猫の代表的な感染症である白血病ウイルス(FeLV)感染症および免疫不全ウイルス(FIV)感染症は、日本を含めた世界各地にて発生していることが確認されているため、小動物臨床において、ごく一般的な疾患であると言える。しかし、両ウイルスに感染した個体の割合(有病率)は、多かれ少なかれ、国ごと地域ごとに差異があることも事実であり、何らかの要因によって「その差」が生まれていることが示唆されるが、未だ要因の詳細は明らかになっていない。

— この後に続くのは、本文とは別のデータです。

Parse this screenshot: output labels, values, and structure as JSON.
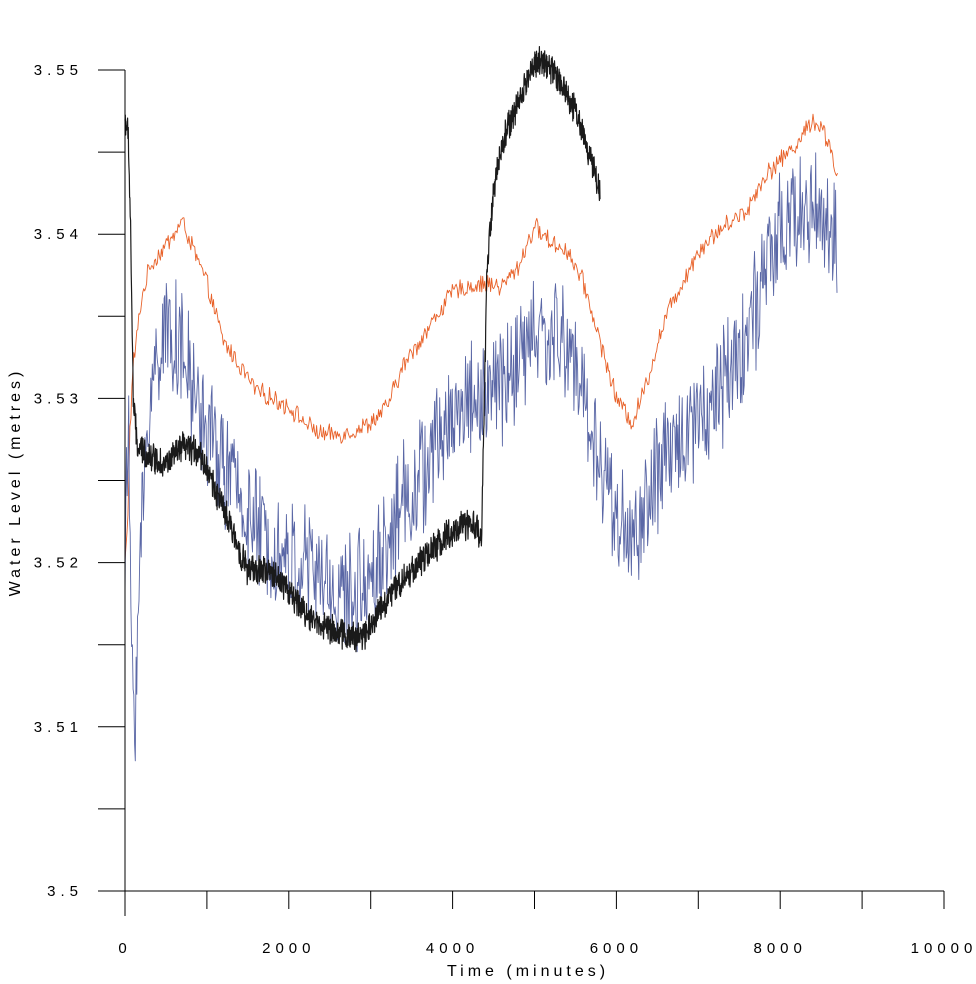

そこで、マイアミ大学らは、国の経済的格差と2つのウイルス感染症の有病率の関連性を検証する研究を行った。なお、同研究では、1人当たりの購買力平価に基づいた国内総生産(Gross Domestic Product at purchasing power parity per capita)を経済的格差として、FeLVまたはFIV感染症に関する47の文献を比較している。ところで、「1人当たりの購買力平価に基づいた国内総生産」とは、国別のGDPと物価を用いて算出した国民1人の「欲しい物を買うために遣える金額」、いわば、個人の経済力(GDPが高いだけで欲しい物が買えるとは限らないことに注意)と理解して頂けると有難い。
そして、研究の結果は、この個人の経済力が低い国・地域では、両感染症の有病率が高くなるというものであった。
上記のことから、世界の何処かで暮らす猫の感染症を減らすためには、獣医学的な教育の充実や獣医療レベルの向上とは別途にて、国民一人ひとりの経済力をアップさせることが重要であることが窺える。よって、ペットの感染症を予防する対策は、その国や地域の経済力を背景に考案することが必要なのではないだろうか。